I want to create a new line before each number followed by a dot. This is my code:

for number in {1..4}
do
var=$(sed -n "s/.*\([^0-9]$number\.[^0-9]\).*/\1/p" file)
echo $var
sed -i "s/$var/\n$var/g" file 
done

This is the result I get:

random text
 1.- random text
 2. random text
 3.- random
 2. text
 4. random text

I do not understand why it creates a new line before the number 22 if there is no dot. The expected result would be this:

random text
1.- random text
2. random text
3.- random 22 text
4. random text

Could someone help me and explain where my mistake is? Thank you very much

Answer 1

When number=2 you get var=' 2.'

This gets fed into the last sed command as / 2./\n 2./g where the first 2. says to match a literal 2 with any other single character ( . ) which is why it ends up matching on 22 . Then to confuse ya a bit more, the \n 2. says to insert the literal 2. hence the 22 is replaced with 2. .

Consider:

$ echo '22' | sed 's/2./2./'
2.

One quick-fix for the current code is to use parameter substitution to add a backslash to escape the . in $var :

for number in {1..4}
do
    var=$(sed -n "s/.*\([^0-9]$number\.[^0-9]\).*/\1/p" file)
    var="${var/./\\.}"      # replace "." with "\."
    echo $var
    sed -i "s/$var/\n$var/g" file
done

$ cat file
random text
 1.- random text
 2. random text
 3.- random 22 text
 4. random text

The leading space is your match of the first [^0-9] in the first sed command and since it's inside the parens it's considered part of the capture group and thus gets included in the \1 reference.
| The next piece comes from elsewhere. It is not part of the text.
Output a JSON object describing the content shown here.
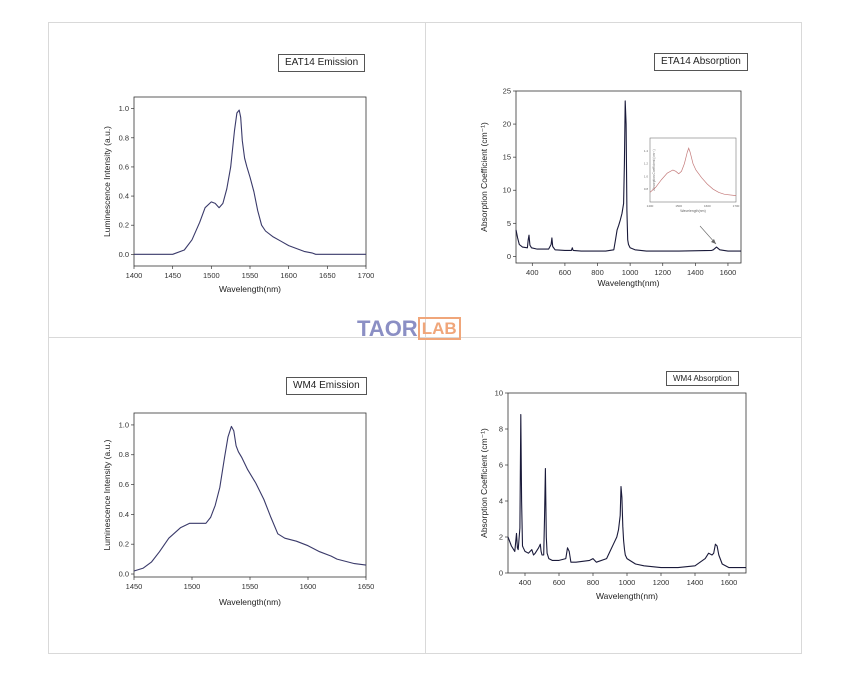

Try moving the left paren to the right by one character, eg:

for number in {1..4}
do
    # replace this:
    #var=$(sed -n "s/.*\([^0-9]$number\.[^0-9]\).*/\1/p" file)

    # with this:
    var=$(sed -n "s/.*[^0-9]\($number\.[^0-9]\).*/\1/p" file)

    var="${var/./\\.}"
    echo $var
    sed -i "s/[[:space:]]*$var/\n$var/g" file
done

NOTE: I've added the [[:space:]]* to match on any white space before $var ; the replacement ( \n$var ) will effectively remove said white space from the end of what will now be the line-before $var .

The results:

$ cat file
random text
1.- random text
2. random text
3.- random 22 text
4. random text

Answer 2

I'd write it using a single sed command:

sed 's/ \([0-9][0-9]*\.\)/\
\1/g' file

Answer 3

Using sed in a single pass

$ sed -i.bak 's/[0-9]*\.[^0-9]*/\n&/g' file
random text
1.- random text
2. random text
3.- random 22 text
4. random text